Leon Greenwood (born 13 June 1997) is a British bobsledder. He was a bronze medalist in the four-man bobsleigh in the 2024–25 Bobsleigh World Cup and at the 2025 European Championships.

==Career==
===Athletics===
From Batley, he was a member of Spenborough Harriers in Yorkshire. He competed in athletics as a sprinter. He became Welsh 200 metres champion and a finalist at the British indoor athletics championships, before suffering an ankle injury that required surgery and a two-year rehabilitation period. He later worked as a sprint coach at The Newbury Athletics Club in Berkshire.

Prior to bobsleigh, Leon was a police officer.

===Bobsleigh===
After a society talent ID day at the University of Bath, Greenwood joined the British Bobsleigh programme in 2022. He was a member of the Great Britain squad that won silver at the IBSF World Championships 2023 in Saint Moritz.

He was a member of the Great Britain four-man bobsleigh team that won a bronze medal in the 2024–25 Bobsleigh World Cup, alongside Brad Hall, Taylor Lawrence and Arran Gulliver. The four also won bronze at the IBSF European Championships 2025 in Lillehammer.
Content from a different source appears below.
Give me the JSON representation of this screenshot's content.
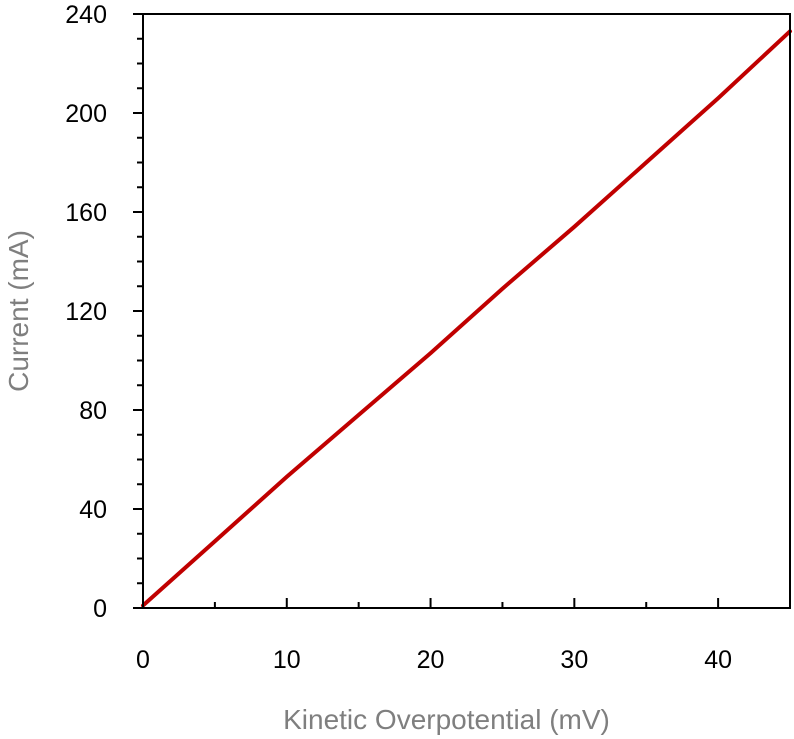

Greenwood competed at the 2026 Winter Olympics in the two-man and four-man competitions, finishing 12th and 7th respectively. He was initially only competing in the four-man event, but stepped in for the third and fourth heats of the two-man after team-mate Taylor Lawrence sustained an injury.

==Personal life==
He is in a relationship with Nicole Cockburn, a primary school teacher, and has a daughter born in 2024.